An image diagnosis apparatus according to the present invention includes: an endoscopic video acquisition section configured to acquire an endoscope video captured in a state where a stomach of a subject is irradiated with narrowband light and the stomach is observed in a magnified manner; and an estimation section configured to estimate the presence of a gastric cancer in the acquired endoscope video by using a convolutional neural network, and output an estimation result, the convolutional neural network having been subjected to learning with a gastric cancer image and a non-gastric cancer image as training data.
An image diagnosis method according to the present invention includes: acquiring an endoscope video captured in a state where a stomach of a subject is irradiated with narrowband light and the stomach is observed in a magnified manner; and estimating the presence of a gastric cancer in the acquired endoscope video by using a convolutional neural network, and outputting an estimation result, the convolutional neural network having been subjected to learning with a gastric cancer image and a non-gastric cancer image as training data.
An image diagnosis program according to the present invention is configured to cause a program to execute: an endoscopic video acquisition process of acquiring an endoscope video captured in a state where a stomach of a subject is irradiated with narrowband light and the stomach is observed in a magnified manner; and an estimation process of estimating the presence of a gastric cancer in the acquired endoscope video by using a convolutional neural network, and outputting an estimation result, the convolutional neural network having been subjected to learning with a gastric cancer image and a non-gastric cancer image as training data.
A learned model according to the present invention is obtained through learning of a convolutional neural network with a gastric cancer image and a non-gastric cancer image as training data, the learned model being configured to cause a computer to estimate the presence of a gastric cancer in an endoscope video captured in a state where a stomach of a subject is irradiated with narrowband light and the stomach is observed in a magnified manner, and output an estimation result.
According to the present invention, in gastrointestinal endoscopy using an NBI combined magnifying endoscope, the diagnosis of gastric cancer in real time can be performed.
The present embodiments are described in detail below with reference to the drawings.
First, a configuration of image diagnosis apparatus 100 of the present embodiment is described.
In endoscopy of a digestive organ (in the present embodiment, stomach) conducted by a doctor (for example, an endoscopist), image diagnosis apparatus 100 performs diagnosis of gastric cancer in real time by use of the image diagnostic capability for the endoscopic image of a convolutional neural network (CNN).

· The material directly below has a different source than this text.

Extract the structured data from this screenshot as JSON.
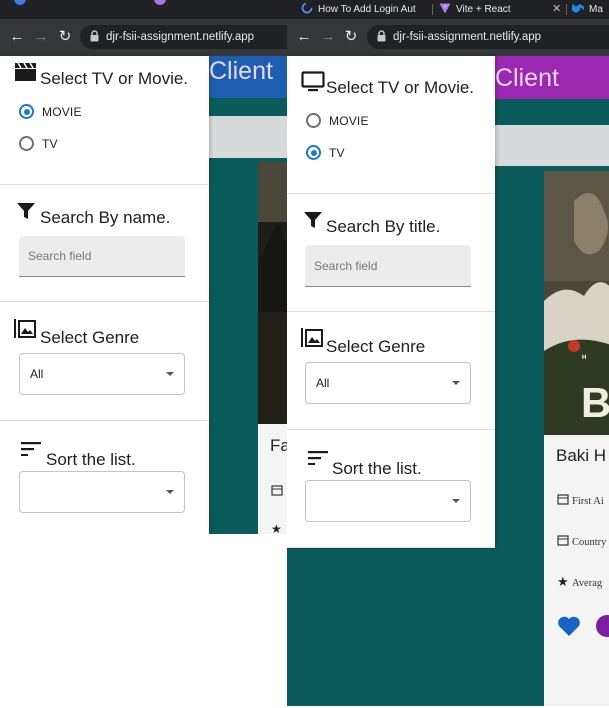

Image diagnosis apparatus 100 is connected with endoscope capturing apparatus 200 and display apparatus 300.
Endoscope capturing apparatus 200 is an electronic endoscope (also referred to as video scope) with a built-in image-capturing means, a camera-equipped endoscope including an optical endoscope in which a camera head with a built-in image-capturing means is mounted or the like, for example. Endoscope capturing apparatus 200 is inserted to a digestive organ from the mouse or nose of the subject so as to capture an image of the diagnostic target portion in the digestive organ, for example.
In the present embodiment, endoscope capturing apparatus 200 captures the diagnostic target portion in the stomach in the form of an endoscope video in accordance with the operation (for example, button operation) of the doctor, in the state where the stomach of the subject is irradiated with narrowband light (for example, NBI narrowband light) and the stomach is magnified 80 times, for example. The endoscope video is composed of a plurality of temporally sequential endoscopic images. Endoscope capturing apparatus 200 outputs endoscopic video data D1 representing the captured endoscope video to image diagnosis apparatus 100.
Display apparatus 300 is, for example, a liquid crystal display, and identifiably displays, to the doctor, the determination result image and the endoscope video output from image diagnosis apparatus 100.
As illustrated in
Each function of image diagnosis apparatus 100 is implemented with reference to the control program (such as image diagnosis program) and various data (such as endoscopic video data, learning training data, and the model data (such as structure data and learned weight parameter) of the convolutional neural network stored in CPU 101, GPU 106 ROM 102, RAM 103, external storage apparatus 104 and the like, for example. Note that RAM 103 functions as a working area and a temporary storage area of data, for example.
Note that a part or all of each function of image diagnosis apparatus 100 may be achieved through a process of a digital signal processor (DSP) instead of or together with the processes of CPU 101 and GPU 106. In addition, likewise, a part or all of each function may be achieved through a process of a dedicated hardware circuit instead of or together with the process of software.
As illustrated in
Endoscopic video acquisition section 10 acquires endoscopic video data D1 output from endoscope capturing apparatus 200. Then, endoscopic video acquisition section 10 outputs the acquired endoscopic video data D1 to estimation section 20. Note that when acquiring endoscopic video data D1, endoscopic video acquisition section 10 may directly acquire it from endoscope capturing apparatus 200, or may acquire endoscopic video data D1 stored in external storage apparatus 104 or endoscopic video data D1 provided through Internet connection or the like.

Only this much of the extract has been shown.